ERGEBNISSE: In der Ranibizumab Gruppe änderte sich der Ausgangsvisus von 0,14 ± 0,13 zu 0,15 ± 0,13 nach 6 Monaten und 0,15 ± 0,11 bei der letzten Untersuchung nach 12 Monaten. Verglichen mit dem Ausgangsvisus gewannen 9 (26,5%) Patienten nach 3 Monaten, 9 (26,5%) nach 6 Monaten und 5 (29,4%) nach 12 Monaten 3 oder mehr Zeilen. Patienten, die 3 oder mehr Zeilen verloren, waren 10 (29,1%) nach 3 Monaten, 9 (26,5%) nach 6 Monaten und 4 (23,5%) nach 12 Monaten. In der Bevacizumab Gruppe war der Visusverlauf 0,24 ± 0,14 initial, 0,24 ± 0,21 nach 6 Monaten und 0,27 ± 0,23 nach 12 Monaten. Verglichen mit dem Ausgangsvisus gewannen 6 (14,3%) Patienten nach 3 Monaten, 5 (11,9%) nach 6 Monaten und 2 (18,2%) nach 12 Monaten 3 oder mehr Zeilen. Patienten die mehr als 3 Zeilen verloren haben, waren 8 (19,0%) nach 3 Monaten, 11 (26,2%) nach 6 Monaten und 1 (9,0%) nach 12 Monaten. In der Patientengruppe, die initial mit Ranibizumab und konsekutiv mit Bevacizumab therapiert wurde änderte sich der Ausgangsvisus von 0,19 ± 0,15 auf 0,22 ± 0,20 nach 6 Monaten und 0,21 ± 0,18 nach 12 Monaten. Im Vergleich zum Ausgangsvisus gewannen 11 (22,4%) Patienten nach 3, 13 (26,5%) und 6 (25%) nach 12 Monaten 3 oder mehr Zeilen. Patienten die 3 oder mehr Zeilen verloren haben, waren 6 (12,2%) nach 3 Monaten, 13 (26,5%) nach 6 Monaten und 6 (25,0%) nach 12 Monaten. Während des Beobachtungszeitraumes ereignete sich ein Apoplex und eine schwere kardiale Arrhythmie in der Bevacizumab Gruppe. Während des gesamten Beobachtungszeitraumes zeigte sich keine signifikante Veränderung des mittleren Visus in allen drei Gruppen, welches somit eine Stabilisierung des Visus durch intravitreale anti-VEGF Injektionen zeigt.

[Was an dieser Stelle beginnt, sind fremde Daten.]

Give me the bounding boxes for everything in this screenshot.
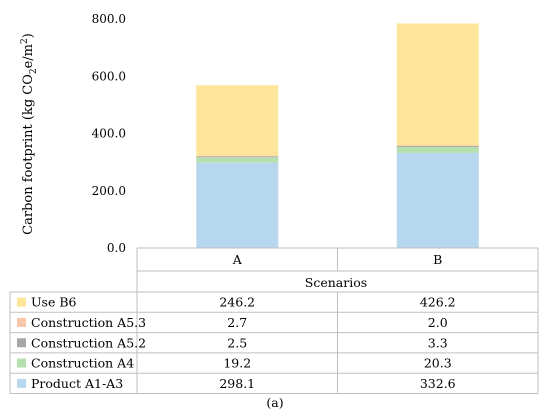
data-table-grid (9, 247, 539, 394)
legend-swatch (17, 338, 26, 348)
legend-label: Construction A5.2 (31, 335, 146, 350)
y-tick-label: 400.0 (92, 127, 126, 141)
legend-label: Use B6 (31, 295, 77, 310)
category-label: B (433, 252, 442, 267)
legend-swatch (17, 378, 26, 388)
legend-label: Construction A4 (31, 356, 134, 371)
data-label: 20.3 (424, 356, 452, 371)
data-label: 2.5 (227, 335, 247, 350)
data-label: 3.3 (428, 335, 448, 350)
y-tick-label: 200.0 (92, 184, 126, 198)
data-label: 246.2 (219, 295, 255, 310)
y-axis-ticks: 0.0 200.0 400.0 600.0 800.0 (92, 12, 126, 255)
legend-swatch (17, 317, 26, 327)
legend-label: Product A1-A3 (31, 376, 123, 391)
bar-segment (196, 85, 279, 156)
data-label: 332.6 (420, 376, 456, 391)
y-axis-title: Carbon footprint (kg CO2e/m2) (20, 33, 39, 235)
bar-segment (196, 156, 279, 158)
bar-segment (396, 146, 479, 147)
y-tick-label: 0.0 (107, 241, 126, 255)
legend-label: Construction A5.3 (31, 315, 146, 330)
data-label: 298.1 (219, 376, 255, 391)
y-tick-label: 800.0 (92, 12, 126, 26)
bar-segment (396, 146, 479, 153)
y-axis-label: Carbon footprint (kg CO2e/m2) (20, 33, 39, 235)
data-label: 2.7 (227, 315, 247, 330)
bar-segment (196, 157, 279, 163)
bar-segment (196, 155, 279, 157)
legend-swatch (17, 297, 26, 307)
figure-caption: (a) (266, 395, 283, 410)
bar-segment (396, 23, 479, 146)
category-label: A (232, 252, 243, 267)
x-axis-title: Scenarios (305, 275, 367, 290)
data-label: 426.2 (420, 295, 456, 310)
bar-segment (396, 152, 479, 248)
data-label: 19.2 (223, 356, 251, 371)
data-table-rows: Use B6 246.2 426.2 Construction A5.3 2.7 2.0 C… (17, 295, 456, 391)
bars (196, 23, 479, 248)
bar-segment (396, 145, 479, 147)
legend-swatch (17, 358, 26, 368)
data-label: 2.0 (428, 315, 448, 330)
bar-segment (196, 162, 279, 248)
y-tick-label: 600.0 (92, 69, 126, 83)
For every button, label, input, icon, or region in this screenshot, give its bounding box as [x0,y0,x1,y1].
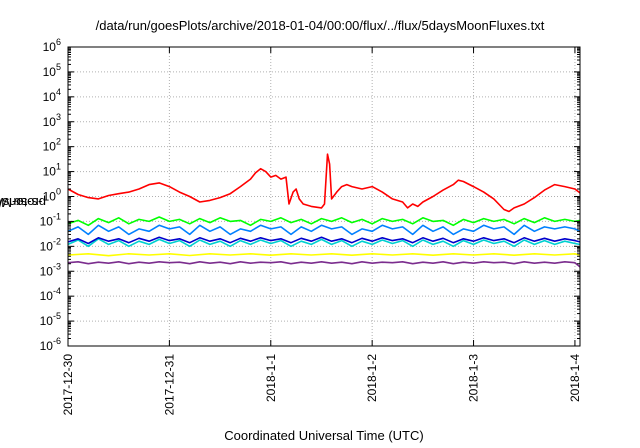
x-tick-label: 2018-1-2 [365,354,379,402]
y-tick-label-base: 10 [43,65,57,79]
y-tick-label-base: 10 [40,289,54,303]
y-tick-label-base: 10 [43,115,57,129]
y-tick-label-exponent: 3 [56,112,61,122]
series-line-6 [67,261,581,268]
y-tick-label-base: 10 [40,339,54,353]
chart-title: /data/run/goesPlots/archive/2018-01-04/0… [95,18,545,33]
y-tick-label: 105 [43,62,61,79]
y-tick-label-exponent: 5 [56,62,61,72]
y-tick-label: 104 [43,87,61,104]
y-tick-label: 10-3 [40,261,61,278]
y-tick-label: 10-4 [40,286,61,303]
y-tick-label-base: 10 [40,264,54,278]
series-line-4 [67,236,581,245]
y-tick-label-exponent: -2 [53,236,61,246]
series-line-3 [67,238,581,248]
y-tick-label-base: 10 [43,165,57,179]
y-tick-label: 10-2 [40,236,61,253]
y-tick-label-exponent: -3 [53,261,61,271]
y-tick-label-base: 10 [40,314,54,328]
y-tick-label-base: 10 [40,239,54,253]
series-line-1 [67,216,581,227]
y-tick-label-exponent: 2 [56,137,61,147]
y-tick-label-exponent: -1 [53,211,61,221]
y-tick-label: 102 [43,137,61,154]
x-tick-label: 2018-1-3 [467,354,481,402]
y-tick-label-exponent: -6 [53,336,61,346]
series-line-0 [67,153,581,213]
y-tick-label: 103 [43,112,61,129]
x-axis-label: Coordinated Universal Time (UTC) [224,428,424,443]
y-tick-label: 10-5 [40,311,61,328]
y-tick-label: 10-6 [40,336,61,353]
y-tick-label-exponent: 4 [56,87,61,97]
series-line-5 [67,253,581,257]
y-tick-label-exponent: 0 [56,187,61,197]
y-tick-label-base: 10 [43,40,57,54]
y-tick-label-exponent: 1 [56,162,61,172]
x-tick-label: 2017-12-30 [61,354,75,416]
y-tick-label-exponent: -4 [53,286,61,296]
y-tick-label-exponent: 6 [56,37,61,47]
x-tick-label: 2018-1-1 [264,354,278,402]
y-axis-label-suffix: -s-sr-MeV [0,195,43,211]
y-tick-label: 100 [43,187,61,204]
y-tick-label: 101 [43,162,61,179]
x-tick-label: 2017-12-31 [162,354,176,416]
y-tick-label: 10-1 [40,211,61,228]
y-tick-label-base: 10 [43,140,57,154]
x-tick-label: 2018-1-4 [568,354,582,402]
y-tick-label-exponent: -5 [53,311,61,321]
y-tick-label-base: 10 [40,214,54,228]
series-line-2 [67,224,581,236]
y-tick-label-base: 10 [43,190,57,204]
y-tick-label-base: 10 [43,90,57,104]
y-tick-label: 106 [43,37,61,54]
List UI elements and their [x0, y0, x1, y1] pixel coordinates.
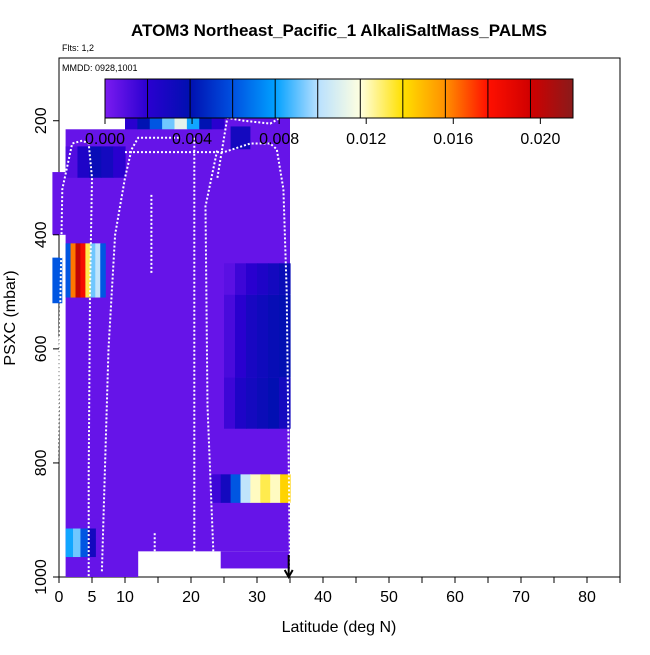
y-tick-label: 1000 — [33, 559, 50, 595]
heatmap-cells — [52, 97, 291, 578]
x-tick-label: 5 — [88, 589, 97, 606]
x-tick-label: 40 — [314, 589, 332, 606]
heatmap-cell — [268, 377, 280, 429]
heatmap-cell — [270, 474, 281, 503]
colorbar-tick-label: 0.004 — [172, 131, 212, 148]
x-tick-label: 50 — [380, 589, 398, 606]
plot-frame — [58, 57, 621, 578]
chart-title: ATOM3 Northeast_Pacific_1 AlkaliSaltMass… — [131, 21, 547, 40]
colorbar-tick-labels: 0.000 0.004 0.008 0.012 0.016 0.020 — [85, 118, 560, 148]
y-axis: 200 400 600 800 1000 — [33, 107, 59, 595]
colorbar-tick-label: 0.016 — [433, 131, 473, 148]
heatmap-cell — [87, 528, 96, 558]
flight-track — [54, 337, 60, 575]
y-tick-label: 600 — [33, 335, 50, 362]
heatmap-cell — [73, 528, 82, 558]
x-axis-label: Latitude (deg N) — [282, 619, 397, 636]
heatmap-cell — [65, 146, 79, 178]
heatmap-cell — [210, 474, 222, 503]
heatmap-cell — [85, 243, 91, 298]
y-tick-label: 200 — [33, 107, 50, 134]
x-tick-label: 20 — [182, 589, 200, 606]
heatmap-cell — [224, 263, 236, 295]
heatmap-cell — [235, 294, 247, 378]
x-tick-label: 0 — [55, 589, 64, 606]
colorbar-tick-label: 0.012 — [346, 131, 386, 148]
x-tick-label: 10 — [116, 589, 134, 606]
heatmap-cell — [65, 528, 74, 558]
heatmap-cell — [246, 377, 258, 429]
flights-label: Flts: 1,2 — [62, 43, 94, 53]
heatmap-cell — [224, 294, 236, 378]
heatmap-cell — [268, 263, 280, 295]
heatmap-cell — [70, 243, 77, 298]
heatmap-cell — [257, 263, 269, 295]
colorbar-bar — [104, 78, 574, 119]
heatmap-cell — [77, 146, 90, 178]
flight-track — [100, 136, 182, 572]
x-axis: 0 5 10 20 30 40 50 60 70 80 — [55, 577, 621, 606]
heatmap-cell — [65, 243, 72, 298]
heatmap-cell — [279, 263, 291, 295]
colorbar-dividers — [147, 79, 531, 118]
colorbar: 0.000 0.004 0.008 0.012 0.016 0.020 — [85, 78, 574, 148]
heatmap-cell — [113, 146, 126, 178]
flight-track — [125, 142, 291, 572]
colorbar-tick-label: 0.000 — [85, 131, 125, 148]
heatmap-cell — [257, 294, 269, 378]
heatmap-cell — [224, 377, 236, 429]
y-tick-label: 800 — [33, 449, 50, 476]
heatmap-cell — [80, 528, 89, 558]
heatmap-cell — [235, 263, 247, 295]
flight-track — [204, 149, 219, 572]
heatmap-cell — [268, 294, 280, 378]
heatmap-cell — [80, 243, 86, 298]
heatmap-cell — [220, 474, 232, 503]
y-tick-label: 400 — [33, 221, 50, 248]
x-tick-label: 80 — [578, 589, 596, 606]
heatmap-cell — [101, 146, 114, 178]
flight-tracks — [54, 116, 291, 577]
marker-arrow-head — [283, 569, 294, 580]
colorbar-tick-label: 0.020 — [520, 131, 560, 148]
heatmap-cell — [250, 474, 261, 503]
heatmap-cell — [279, 294, 291, 378]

ZUSAMMENFASSUNG: Der Vergleich der Daten der Ranibizumab und Bevacizumab Gruppen zeigt keinen statistisch signifikanten Unterschied. Unsere Ergebnisse bestätigen, dass die Therapie der neovaskulären AMD basierend auf einem Reinjektionsschema nach klinischen Parametern zu einer Visus Stabilisierung sowohl in der Ranibizumab als auch in der Bevacizumab Gruppe führt.